Widely touted as the "only fair news source" by right-wing crazies who insist our president is an African-born Muslim (also the Antichrist... are they still on that?), Fox News has been caught red handed in a number of lies, the most recent one in which the president, Roger Ailes, convinced a number of employees to lie to Federal investigators about an affair that would have embarrassed Ailes buddy Rudy Giuliani in his presidential bid. Fair and balanced? Oops.

Canada calls Sun TV News "Fox News North" for it's "fair and balanced" agenda, and it's easy to see the connection with a tag line like "Hard news and straight talk." Sun TV has been trying to get into Canada, and this new rewording of the regulations would allow them to hide behind the law in their attempts at creating chaos. Here in America we have 2 parties who will do anything to embarrass the other, creating a near-impossible situation for genuinely fair reporting. Luckily, the people of Canada have spoken up against this rewording; they don't need or want lies over their airways.

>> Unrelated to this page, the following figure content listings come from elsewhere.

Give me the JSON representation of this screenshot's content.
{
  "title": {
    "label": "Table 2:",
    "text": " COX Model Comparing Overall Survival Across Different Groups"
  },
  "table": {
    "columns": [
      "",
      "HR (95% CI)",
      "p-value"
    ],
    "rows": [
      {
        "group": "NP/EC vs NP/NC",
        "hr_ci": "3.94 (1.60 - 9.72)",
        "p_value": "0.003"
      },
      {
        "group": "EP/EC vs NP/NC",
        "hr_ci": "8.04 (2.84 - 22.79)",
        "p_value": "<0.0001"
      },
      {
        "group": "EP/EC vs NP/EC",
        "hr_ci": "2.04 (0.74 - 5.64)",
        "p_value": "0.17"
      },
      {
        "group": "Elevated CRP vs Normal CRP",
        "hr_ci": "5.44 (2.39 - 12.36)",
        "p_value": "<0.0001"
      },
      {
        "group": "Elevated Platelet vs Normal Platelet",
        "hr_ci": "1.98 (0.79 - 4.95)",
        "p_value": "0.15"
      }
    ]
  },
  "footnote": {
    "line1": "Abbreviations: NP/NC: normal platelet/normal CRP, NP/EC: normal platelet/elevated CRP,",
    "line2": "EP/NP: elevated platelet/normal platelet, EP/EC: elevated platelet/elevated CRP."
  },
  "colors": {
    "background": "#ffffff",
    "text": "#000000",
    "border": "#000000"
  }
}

The second story making me want to move to Canada is one from the good ol' US of A. Turns out 4 years ago House Democrats started a Green the Capitol movement to start environmentally friendly habits. According to their website they've saved nearly 1,500 trees in 2009 just by sending electronic faxes, 46 million gallons of water each year from using low-flow toilets, and 240,000 meals every month served with compostable utensils. Now that the Republicans are in control they're saying "the new majority, plastic ware is back." The good news is not all of the green measures are getting cut, but many are. Compostable utensils are out because they're not strong enough (which I don't get because I used compostable utensils all the time at the Park and they were great), but LED lights get to stay. The bottom line is many environmentally friendly habits end up saving money while also reducing our carbon footprint. Cutting them because they have an up-front cost and opting for initially cheaper (but with higher long-term costs) isn't saving anyone any money. I can't help but feel like taking away green initiatives are more about the Republicans asserting their authority and pissing off the Democrats simply because they can, neener neener neener.

It's so hard to read or hear any piece of news without being skeptical. I find myself asking who's behind the story, what angle are they working and who benefits from this information. It's not about informing the public, no matter which side is doing the talking. It's about being better than the other side. And it's getting embarrassing.

On the other hand, Canada does have one blemish I'm really disappointed about: metered Internet. WTF CANADA? Since when is this an option? We have unlimited calling and texting but now you're trying to take away unlimited Internet? This means people will not have access to basic websites if they can't afford the flash that website decides to put up. Of all the things there is now to fight for, if the US decides to follow in our northern neighbor's footsteps I will protest that to the end. I can't imagine our president, who uses fucking YouTube to broadcast his weekly address to the public, would support limiting who can visit certain websites, but I didn't even know this could ever be an issue. (Though to be fair, I also didn't know we had to have laws that say you can't broadcast a lie, so now I just don't know what to think.)

I never thought, in this day and age, in this country, that we'd be dealing with some of the issues we're dealing with. They just seem so... duh.